Gemälde 'Betender', 1984, Ölpastell
'Betender', 1984, Ölpastell

Zum Unterschied von Religion und Glauben

Religion und Glaube (im Sinne von Vertrauen auf einen inneren Grund, der sich nicht nur auf äußere Beweise gründet) sind deutlich verschieden.

Jesus ist kein Sektengründer oder Gründer einer religiösen Gemeinschaft, wie ihn viele missverstanden haben. Freilich gründete er eine Kirche des Gottesreiches, die der weltlichen Amtskirche nicht entspricht.

Als der wahre menschgewordene Gott ist er die Verkörperung der Wahrheit und Gerechtigkeit. Wer auch immer für Gerechtigkeit und Wahrheit streitet und nach deren Richtlinien sich selbst hinterfragt, wird zu ihm finden und von ihm geführt werden. Denn wer nicht gegen ihn ist, ist für ihn. Wer aber gegen ihn ist, der ist auch gegen Wahrheit und Gerechtigkeit. Allein schon daran wird erkennbar, dass der Geist Jesu, der Heilige Geist, mit Religion nichts zu tun hat. Der Ausdruck Religion (lateinisch Religio) leitet sich von dem lateinischen „religere“ ab und bedeutet soviel wie „immer wieder lesen, immer wieder etwas praktizieren“, bezeichnet also einen rituellen Gewohnheitsbrauch, der den Menschen spirituell reifen lassen und sein Vertrauen zu Gott methodisch fördern soll. Ein Gewohnheitsglauben ist nun aber kein bewährtes Vertrauen und hat auch nichts mit Wahrhaftigkeit zu tun. Von daher ist es auch gerade die Religion, mit der Jesus aufräumt. Man muss „Religion“ von „Glauben“, sprich von Gottvertrauen, unterscheiden. Religion ist mit Aberglauben, einer falschen und blinden Art des Vertrauens, verwandt. Wer Religion praktiziert, wendet eine Technik an, um sich selbst zu erlösen. Wer im Geist und in der Wahrheit betet, traut dem eigenen Ego nichts, aber Gott alles zu. Er vertraut nicht auf sich selbst, aber auf seine geistige Führung.
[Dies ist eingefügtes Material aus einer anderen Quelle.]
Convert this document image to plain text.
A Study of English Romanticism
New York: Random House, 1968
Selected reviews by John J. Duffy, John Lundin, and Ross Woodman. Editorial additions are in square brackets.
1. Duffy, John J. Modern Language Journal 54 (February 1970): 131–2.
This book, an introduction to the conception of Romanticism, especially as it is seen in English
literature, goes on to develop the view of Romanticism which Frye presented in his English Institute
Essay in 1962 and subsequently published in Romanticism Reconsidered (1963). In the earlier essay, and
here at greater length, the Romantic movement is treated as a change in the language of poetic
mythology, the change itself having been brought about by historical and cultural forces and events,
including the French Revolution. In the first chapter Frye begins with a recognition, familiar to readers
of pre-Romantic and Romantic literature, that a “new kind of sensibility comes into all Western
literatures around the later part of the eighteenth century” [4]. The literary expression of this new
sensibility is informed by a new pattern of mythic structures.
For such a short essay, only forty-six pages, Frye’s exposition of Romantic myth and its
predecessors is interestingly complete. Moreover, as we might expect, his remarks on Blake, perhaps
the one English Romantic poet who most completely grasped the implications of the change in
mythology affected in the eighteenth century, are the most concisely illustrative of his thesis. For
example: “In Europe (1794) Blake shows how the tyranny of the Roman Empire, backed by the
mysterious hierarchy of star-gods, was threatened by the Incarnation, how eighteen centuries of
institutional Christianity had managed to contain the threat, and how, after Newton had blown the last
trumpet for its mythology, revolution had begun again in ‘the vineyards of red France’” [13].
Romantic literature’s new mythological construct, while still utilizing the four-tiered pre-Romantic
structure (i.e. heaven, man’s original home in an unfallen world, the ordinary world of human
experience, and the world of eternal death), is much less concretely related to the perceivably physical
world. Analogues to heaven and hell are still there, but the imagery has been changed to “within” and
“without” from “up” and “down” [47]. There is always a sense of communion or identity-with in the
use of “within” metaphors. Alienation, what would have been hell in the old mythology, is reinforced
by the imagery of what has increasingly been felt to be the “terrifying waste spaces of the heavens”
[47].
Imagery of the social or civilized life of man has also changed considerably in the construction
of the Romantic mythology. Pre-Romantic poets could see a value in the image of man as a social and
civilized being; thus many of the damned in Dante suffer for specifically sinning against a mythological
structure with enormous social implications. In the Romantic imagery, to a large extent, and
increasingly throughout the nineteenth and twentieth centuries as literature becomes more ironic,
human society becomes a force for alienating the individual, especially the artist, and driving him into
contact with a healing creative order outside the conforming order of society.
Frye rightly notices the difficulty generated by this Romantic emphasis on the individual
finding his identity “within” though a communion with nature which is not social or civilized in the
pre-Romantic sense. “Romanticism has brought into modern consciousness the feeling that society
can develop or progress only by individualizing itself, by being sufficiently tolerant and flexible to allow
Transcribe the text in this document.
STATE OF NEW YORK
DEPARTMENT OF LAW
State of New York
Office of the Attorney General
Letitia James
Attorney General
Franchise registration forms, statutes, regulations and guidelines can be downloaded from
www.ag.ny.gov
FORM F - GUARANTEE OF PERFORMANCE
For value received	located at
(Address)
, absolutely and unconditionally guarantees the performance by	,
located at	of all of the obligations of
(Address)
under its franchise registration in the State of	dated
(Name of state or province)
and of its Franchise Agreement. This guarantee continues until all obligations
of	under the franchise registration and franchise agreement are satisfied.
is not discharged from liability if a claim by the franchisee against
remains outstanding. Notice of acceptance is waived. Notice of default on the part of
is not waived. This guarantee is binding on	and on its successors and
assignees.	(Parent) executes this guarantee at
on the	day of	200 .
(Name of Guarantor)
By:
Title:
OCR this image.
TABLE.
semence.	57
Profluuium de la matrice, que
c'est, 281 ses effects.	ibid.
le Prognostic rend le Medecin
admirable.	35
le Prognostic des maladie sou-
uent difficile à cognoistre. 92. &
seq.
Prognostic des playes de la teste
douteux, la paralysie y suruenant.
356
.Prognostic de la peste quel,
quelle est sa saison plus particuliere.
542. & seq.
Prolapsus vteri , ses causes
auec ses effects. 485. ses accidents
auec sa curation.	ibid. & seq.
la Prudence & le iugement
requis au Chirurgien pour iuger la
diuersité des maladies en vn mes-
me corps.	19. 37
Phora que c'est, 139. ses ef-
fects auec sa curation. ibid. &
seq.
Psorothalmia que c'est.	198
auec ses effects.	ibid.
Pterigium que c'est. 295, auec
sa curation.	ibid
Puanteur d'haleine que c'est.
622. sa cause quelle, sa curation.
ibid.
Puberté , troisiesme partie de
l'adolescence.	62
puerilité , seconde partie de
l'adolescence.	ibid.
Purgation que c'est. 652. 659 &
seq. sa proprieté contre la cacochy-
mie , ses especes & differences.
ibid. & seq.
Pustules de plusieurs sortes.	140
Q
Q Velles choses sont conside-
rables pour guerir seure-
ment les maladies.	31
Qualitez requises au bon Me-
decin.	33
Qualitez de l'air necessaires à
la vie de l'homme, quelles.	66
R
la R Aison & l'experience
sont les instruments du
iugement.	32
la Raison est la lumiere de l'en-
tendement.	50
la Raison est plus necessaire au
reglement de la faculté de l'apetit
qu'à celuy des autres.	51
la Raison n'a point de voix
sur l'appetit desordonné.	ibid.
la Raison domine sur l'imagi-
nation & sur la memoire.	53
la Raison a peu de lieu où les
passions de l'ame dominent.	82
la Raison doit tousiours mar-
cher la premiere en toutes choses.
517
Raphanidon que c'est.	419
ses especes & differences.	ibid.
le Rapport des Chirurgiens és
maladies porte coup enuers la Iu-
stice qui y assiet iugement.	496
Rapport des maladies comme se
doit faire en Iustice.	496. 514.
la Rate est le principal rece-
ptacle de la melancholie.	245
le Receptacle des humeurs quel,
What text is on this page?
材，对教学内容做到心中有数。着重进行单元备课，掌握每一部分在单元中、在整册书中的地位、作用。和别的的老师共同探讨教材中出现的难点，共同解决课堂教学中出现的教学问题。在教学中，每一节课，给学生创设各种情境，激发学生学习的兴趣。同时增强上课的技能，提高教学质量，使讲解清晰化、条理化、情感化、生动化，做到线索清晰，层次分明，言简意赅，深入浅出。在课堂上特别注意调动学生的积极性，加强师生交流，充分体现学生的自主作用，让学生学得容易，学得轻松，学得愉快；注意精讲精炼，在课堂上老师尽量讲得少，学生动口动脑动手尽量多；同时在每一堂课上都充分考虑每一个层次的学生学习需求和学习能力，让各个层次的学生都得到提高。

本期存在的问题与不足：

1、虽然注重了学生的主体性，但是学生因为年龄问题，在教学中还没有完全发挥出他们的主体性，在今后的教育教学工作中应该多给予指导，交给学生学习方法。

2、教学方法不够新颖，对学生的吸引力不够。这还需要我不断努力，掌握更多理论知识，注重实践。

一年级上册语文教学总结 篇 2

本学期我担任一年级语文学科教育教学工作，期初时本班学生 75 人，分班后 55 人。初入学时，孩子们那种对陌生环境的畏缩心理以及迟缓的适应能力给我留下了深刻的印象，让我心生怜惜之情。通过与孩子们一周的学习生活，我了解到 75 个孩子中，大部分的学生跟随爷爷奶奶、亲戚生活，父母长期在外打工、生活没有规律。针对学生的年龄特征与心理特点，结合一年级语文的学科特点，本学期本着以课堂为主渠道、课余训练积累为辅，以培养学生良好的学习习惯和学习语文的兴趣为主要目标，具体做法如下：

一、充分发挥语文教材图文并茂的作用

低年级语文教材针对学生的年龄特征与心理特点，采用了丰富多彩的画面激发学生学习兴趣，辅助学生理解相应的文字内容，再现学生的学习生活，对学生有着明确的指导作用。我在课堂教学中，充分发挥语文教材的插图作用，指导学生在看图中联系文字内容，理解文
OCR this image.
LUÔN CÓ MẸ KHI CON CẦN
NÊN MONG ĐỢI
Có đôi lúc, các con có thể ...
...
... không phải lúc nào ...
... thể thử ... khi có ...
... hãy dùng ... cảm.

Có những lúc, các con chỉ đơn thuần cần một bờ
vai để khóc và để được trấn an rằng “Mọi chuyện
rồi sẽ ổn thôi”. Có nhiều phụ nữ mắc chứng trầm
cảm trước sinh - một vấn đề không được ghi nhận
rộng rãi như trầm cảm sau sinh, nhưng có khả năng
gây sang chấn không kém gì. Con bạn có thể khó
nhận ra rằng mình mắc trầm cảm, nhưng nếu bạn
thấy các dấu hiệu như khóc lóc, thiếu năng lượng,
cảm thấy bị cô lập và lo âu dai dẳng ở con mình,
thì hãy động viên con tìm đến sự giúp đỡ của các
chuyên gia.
Daher sind Gebete im Sinne Jesu Dialoge mit Gott und keine Beschwörungs-, Zauber- oder Selbsterlösungsformeln. Daher muss der Inhalt dessen, worum wir beten, ernst genommen werden. Wer das Vater-Unser betet, muss es ernst nehmen, sonst wäre dieses Gebet ein gebetsmühlenartiger Religionsakt.
Wenn es also heißt: „Dein Reich komme, in den Himmeln wie auch auf Erden“, dann ist klar, dass dieses Reich auch auf die Erde kommen soll, dass auch das Reich des Messias auf der Erde gemeint ist, dass also jede allegorische Auslegung der alttestamentarischen Propheten nur dazu führt, das Vater Unser nicht ernst zu nehmen. Der klassische Katholik und der klassische Protestant glauben nicht an ein künftiges Gottesreich auf der materiellen Erde, in dem Gerechtigkeit herrschen wird.